Robert Bourne said...

Fireblossom you took along roads I haven't travel in quite awhile...push button automatics... big back seats... let's head to the drive in movies... :)

hedgewitch said...

Somehow you recapture that magical time of childhood when mayhem was innocent but oh so sincere--we used to make 'poison berry toothpaste' out in the scraggly hedges back in Chi-town. But the desolation and loss of digits is only something that comes with maturity (see how I avoid the "A" word.) This brings the grue as only you can, Shay. I am creeped out but content.

Sioux said...

Oh nooooo. It's already started. Two poems in one day.

The images are incredible. Golden Earring. That one threw me back--instantly--to a few decades in the past...

restraintunfettered.com said...

Oh yeah, wonderful... that push button Plymouth.. I took a ride in one of those once. And riding with you here was a blast of nostalgia. I love it.

Hannah said...

Ooo...I love cyclical, tying in your title/ending, makes my poetic heart so happy. Such a visual piece...you flow unfettered from image to image so expertly. :)

kaykuala said...

Great take on things gone by! Those were times of wanting to live and staying cool doing them. But looking back those were times of discovery and childhood innocence much missed now. Wonderful write Shay!

Hank

Marian said...

ahhh, this is really nice. i'm struck by the Golden Earring reference and by "handsy." but what's really interesting to me is the whole lady-on-the-tracks thing, i think about that a lot. it was a major reference in our youth, right? love this, Shay. really good.

Sherry Blue Sky said...

OMG, reminded me of when my best friend and I rolled her dad's big old gas guzzler down the driveway late one night, drove into town and she got into a head-on in an intersection and groaned "My dad is going to kill me!" Hadnt thought of that in a while. Great write, kiddo. Two fantastic ones in a day - is that legal?

Mama Zen said...

The Golden Earring reference was just perfect. The whole thing is just perfect.

Sam Edge said...

Wow that was awesome!

Cloudia said...

mmmmm, the old La Sabre. . . bat mobile. . . .
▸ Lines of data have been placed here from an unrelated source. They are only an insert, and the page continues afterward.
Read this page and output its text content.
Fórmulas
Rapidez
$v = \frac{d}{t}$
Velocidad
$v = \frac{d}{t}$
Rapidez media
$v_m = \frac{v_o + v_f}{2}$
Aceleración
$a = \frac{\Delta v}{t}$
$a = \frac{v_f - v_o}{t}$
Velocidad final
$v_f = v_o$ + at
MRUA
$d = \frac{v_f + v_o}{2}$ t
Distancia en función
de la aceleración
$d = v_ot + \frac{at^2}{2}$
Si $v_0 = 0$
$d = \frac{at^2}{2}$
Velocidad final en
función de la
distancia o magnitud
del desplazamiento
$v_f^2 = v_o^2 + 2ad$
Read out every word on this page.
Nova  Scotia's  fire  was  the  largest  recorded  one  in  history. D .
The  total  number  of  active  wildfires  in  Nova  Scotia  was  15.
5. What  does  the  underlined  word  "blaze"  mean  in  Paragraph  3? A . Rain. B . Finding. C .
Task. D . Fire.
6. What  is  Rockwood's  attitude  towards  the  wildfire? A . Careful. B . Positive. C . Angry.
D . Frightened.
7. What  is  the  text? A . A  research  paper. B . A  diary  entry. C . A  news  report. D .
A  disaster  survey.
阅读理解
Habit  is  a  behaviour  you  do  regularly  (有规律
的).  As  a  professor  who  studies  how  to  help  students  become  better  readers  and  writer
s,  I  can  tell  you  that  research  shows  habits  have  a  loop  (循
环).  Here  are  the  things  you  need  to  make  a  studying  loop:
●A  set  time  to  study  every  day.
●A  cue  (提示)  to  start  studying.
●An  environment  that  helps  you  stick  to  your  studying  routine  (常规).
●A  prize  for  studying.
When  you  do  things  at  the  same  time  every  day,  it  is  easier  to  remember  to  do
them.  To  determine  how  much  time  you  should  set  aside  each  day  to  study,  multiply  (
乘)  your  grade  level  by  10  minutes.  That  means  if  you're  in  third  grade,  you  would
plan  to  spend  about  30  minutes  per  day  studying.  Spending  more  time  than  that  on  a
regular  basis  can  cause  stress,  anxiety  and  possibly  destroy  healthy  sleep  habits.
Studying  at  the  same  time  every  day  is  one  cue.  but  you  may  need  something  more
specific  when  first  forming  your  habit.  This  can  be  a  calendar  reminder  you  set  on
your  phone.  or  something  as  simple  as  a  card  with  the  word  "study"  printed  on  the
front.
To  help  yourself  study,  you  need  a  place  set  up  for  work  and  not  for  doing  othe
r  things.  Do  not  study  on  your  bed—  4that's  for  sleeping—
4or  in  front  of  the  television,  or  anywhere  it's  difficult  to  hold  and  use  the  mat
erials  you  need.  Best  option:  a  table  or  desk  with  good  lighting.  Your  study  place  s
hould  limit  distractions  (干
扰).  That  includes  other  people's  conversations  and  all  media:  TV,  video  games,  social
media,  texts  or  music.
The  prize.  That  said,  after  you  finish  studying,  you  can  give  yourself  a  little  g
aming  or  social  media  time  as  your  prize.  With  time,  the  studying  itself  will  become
http://grooveshark.com/s/When+The+Lady+Smiles/4LSJ3M?src=5

Kerry O'Connor said...

This is fabulous story-telling, Shay. You nailed the nostalgic tone and the sense of then and now, so perfectly.

This is the line that did it for me:

Sometimes I think the only clear view comes through a cracked glass.

Brilliant observation of the human condition.

grapeling said...

my introduction to AC/DC was in the back of an old Dodge Dart, driven by my new acquaintance Skip (later my best friend), speaker volume turned to 11, on the way to a legendary (in our minds) skate haunt - an abandoned pool up in the hills near Santa Cruz. I was mortified. Later, I learned all the lyrics and blared it myself. The Dart was purple. No kissing then, though.

oh, the poem? you caught it perfect, as usual, Shay. ~

Lolamouse said...

This makes me nostalgic even though my experiences were different. I love the details that really bring the scene to life. You are a great storyteller!

Björn said...

Oh the view through a cracked glass.. I could never get clearer than that... love how you took us through this trip back to a time lost... a sweet melancholy... and stark images of loss.

Peggy said...

Love how the photo goes with this. Sets the tone for the poem well. (though I am not sure if the photo is of a Plymouth)

wkkortas said...

It rings with a certain air of truth, but also has that tinge of madness; it's like William Burroughs without the self-indulgence.